The Austrian Armed Forces and neutrality stood side by side at the cradle of Austria’s freedom and independence. But since neither of the two factors could guarantee Austria’s security directly, Austria decided to pursue a passive military niche-neutrality during the time of the Cold War. This phase lasted roughly until 1975 and was replaced by the active political intervention neutrality during the détente era until 1995. Austria acted very sensitively to its security-political environment which was marked by détente, the Conference on Security and Cooperation in Europe, today’s OSCE, and the Charta 77. During this second phase of the period in question Austria reacted by transforming its military from a territorial defense force into an at least structurally intervention capable force ("Blue Helmet” missions). Also with that phase Austria was ahead of Europe, as for the Austrian Armed Forces Petersberg only represented a structural and mental continuation of the 1970s and 1980s with different means, while other Central-European armies are experiencing severe transformation difficulties.

The ensuing third phase Austria entered into with its accession to the EU in 1995 is marked by non-alignment within the framework of European political integration. Thereby the tracks were switched from nation-state neutrality (20th century model) to European solidarity (21st century model). Also the latest concepts of the Austrian Armed Forces Reform Commission (AAF 2010) have to be seen under this aspect - possibly the last nationally necessary reform of the Austrian Armed Forces.

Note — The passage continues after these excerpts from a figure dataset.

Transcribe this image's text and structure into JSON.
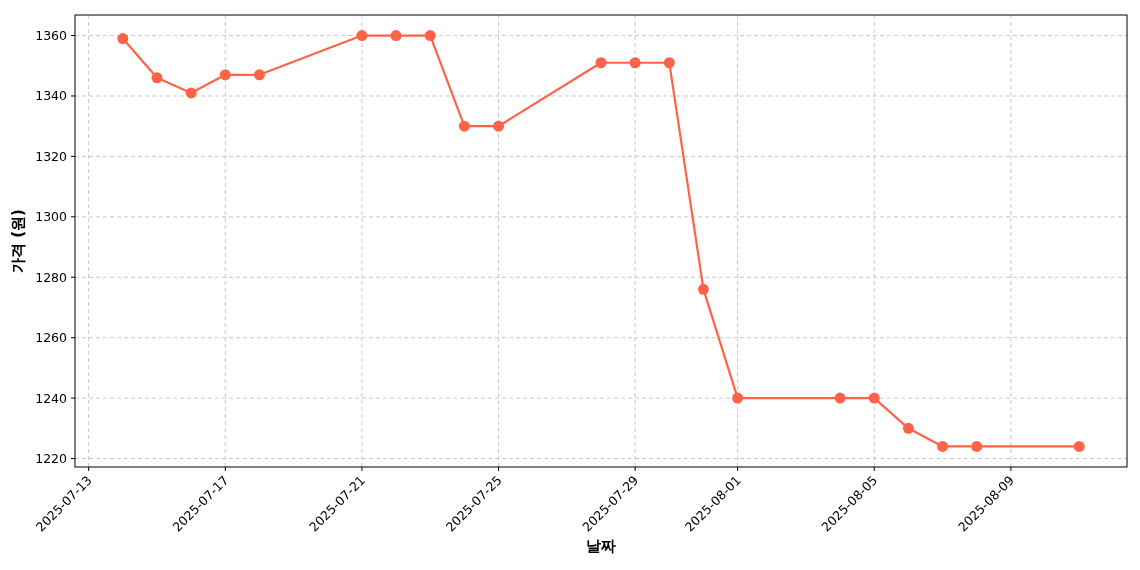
{
  "chart_data": {
    "type": "line",
    "xlabel": "날짜",
    "ylabel": "가격 (원)",
    "x": [
      "2025-07-14",
      "2025-07-15",
      "2025-07-16",
      "2025-07-17",
      "2025-07-18",
      "2025-07-21",
      "2025-07-22",
      "2025-07-23",
      "2025-07-24",
      "2025-07-25",
      "2025-07-28",
      "2025-07-29",
      "2025-07-30",
      "2025-07-31",
      "2025-08-01",
      "2025-08-04",
      "2025-08-05",
      "2025-08-06",
      "2025-08-07",
      "2025-08-08",
      "2025-08-11"
    ],
    "series": [
      {
        "color": "#ff6347",
        "values": [
          1359,
          1346,
          1341,
          1347,
          1347,
          1360,
          1360,
          1360,
          1330,
          1330,
          1351,
          1351,
          1351,
          1276,
          1240,
          1240,
          1240,
          1230,
          1224,
          1224,
          1224
        ]
      }
    ],
    "xlim": [
      "2025-07-12T14:24",
      "2025-08-12T09:36"
    ],
    "xticks": [
      "2025-07-13",
      "2025-07-17",
      "2025-07-21",
      "2025-07-25",
      "2025-07-29",
      "2025-08-01",
      "2025-08-05",
      "2025-08-09"
    ],
    "ylim": [
      1217.2,
      1366.8
    ],
    "yticks": [
      1220,
      1240,
      1260,
      1280,
      1300,
      1320,
      1340,
      1360
    ],
    "grid": true,
    "marker": "circle",
    "line_style": "solid"
  }
}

In the early 1990s the Austrian military was restructured, from a force intended to defend Austria's territory against threats arising from hostilities between North Atlantic Treaty Organization and Warsaw Pact countries to a force that could react rapidly to local crises. Under the restructuring plan, both the standing army and reserves were scaled back but maintained individual units in a rapid-response status, enabling the army to intervene quickly with appropriate forces to prevent instability in Austria's border areas. In view of the civil warfare in the former Yugoslavia and the breakup of Czechoslovakia into two states, the Czech Republic and Slovakia, as well as the possibility of overwhelming movements of refugees fleeing violence in nearby states, Austria considered itself to be in a highly exposed position in spite of the end of East-West confrontation in Europe. The intervention of the Yugoslav army in Slovenia and Croatia in 1991 prompted the largest mobilization of the Austrian army since it was reconstituted in 1956.

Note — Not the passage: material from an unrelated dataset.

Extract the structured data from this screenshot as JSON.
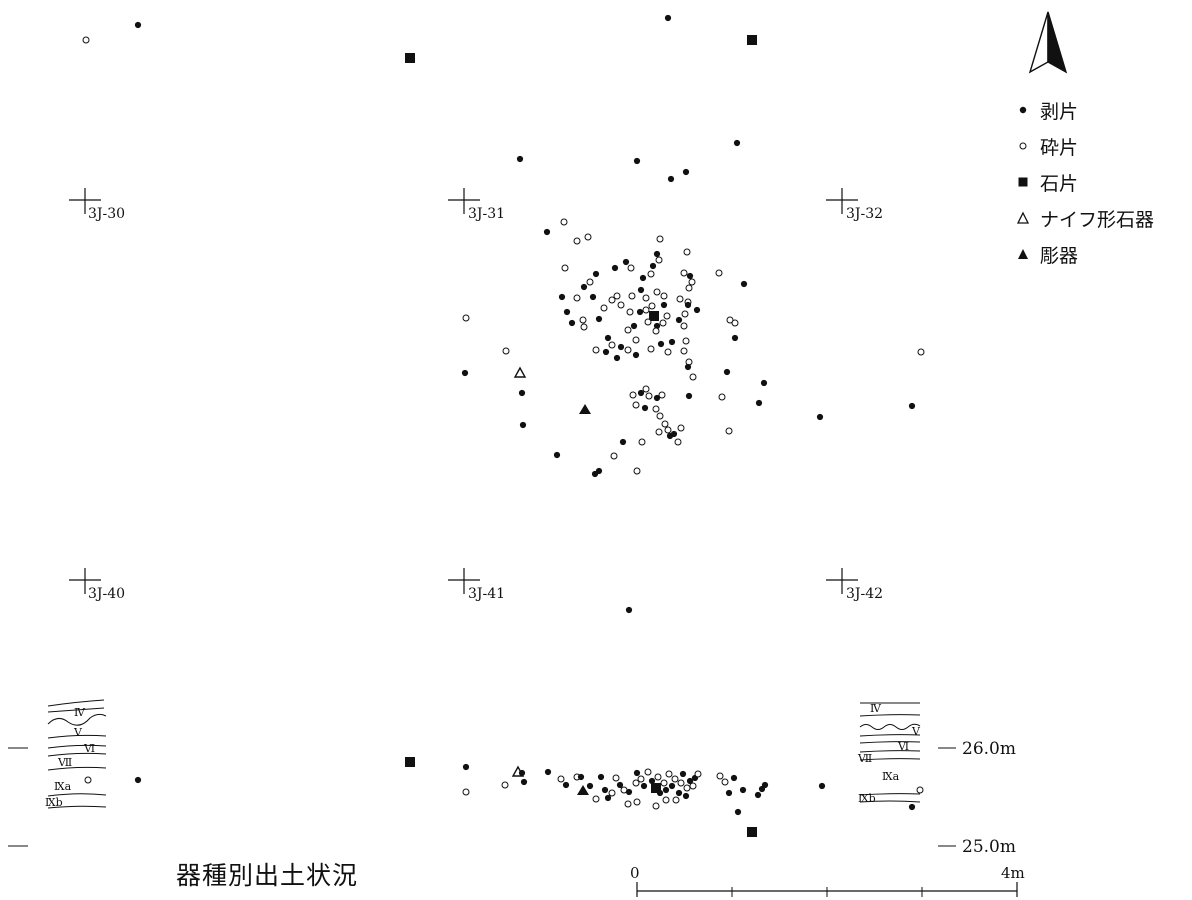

Driven by a desire to win domestic political standing and to keep Austria engaged in the development of European security structures (other than NATO proper), by 2008 Austrian Defense Minister Norbert Darabos both supported and compelled a re-orientation of his Ministry's mission. This reorientation started from two premises. Austrian Defense Minister Norbert Darabos both supported and compelled a re-orientation of his Ministry's mission. This reorientation starts from two premises. One is that territorial military defense is not now relevant for Austria or western Europe. Thus, heavy and costly structures for territorial defense can be substantially reduced. Second, Austria should, in a multilateral context, be an active participant in European security structures and international missions. In a November 2007 speech to the Attache Corps, Darabos said, "the new orientation of Austrian security policy undoubtedly and above all means Europeanisation. As a middle-sized EU member state we have, in view of the changed security landscape, no alternative to putting our entire security structure in a European context."

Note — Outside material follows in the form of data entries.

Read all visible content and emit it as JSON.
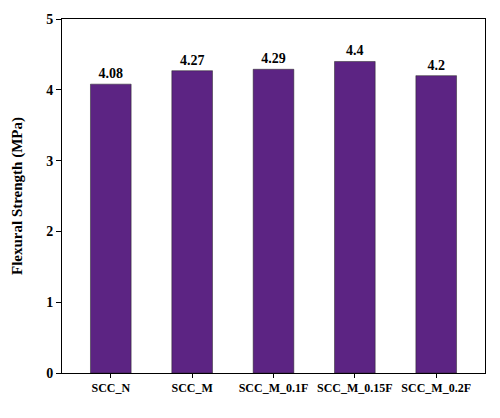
{
  "chart_data": {
    "type": "bar",
    "y_label": "Flexural Strength (MPa)",
    "categories": [
      "SCC_N",
      "SCC_M",
      "SCC_M_0.1F",
      "SCC_M_0.15F",
      "SCC_M_0.2F"
    ],
    "values": [
      4.08,
      4.27,
      4.29,
      4.4,
      4.2
    ],
    "color": "#5c2483",
    "ylim": [
      0,
      5
    ],
    "yticks": [
      0,
      1,
      2,
      3,
      4,
      5
    ],
    "grid": false,
    "data_labels": true
  }
}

In the current transformation phase, the Reform Commission Report is orientation frame for Austria’s future positioning within the framework of a European security architecture. The Armed Forces Reform Commission recommended giving the Forces a new, more modern and highly professional shape in order to increase their capabilities for international cooperation, including rapid deployment and operational readiness, but still with a reservist component. This is a luxury that can probably only be afforded at a certain level of power-political marginality.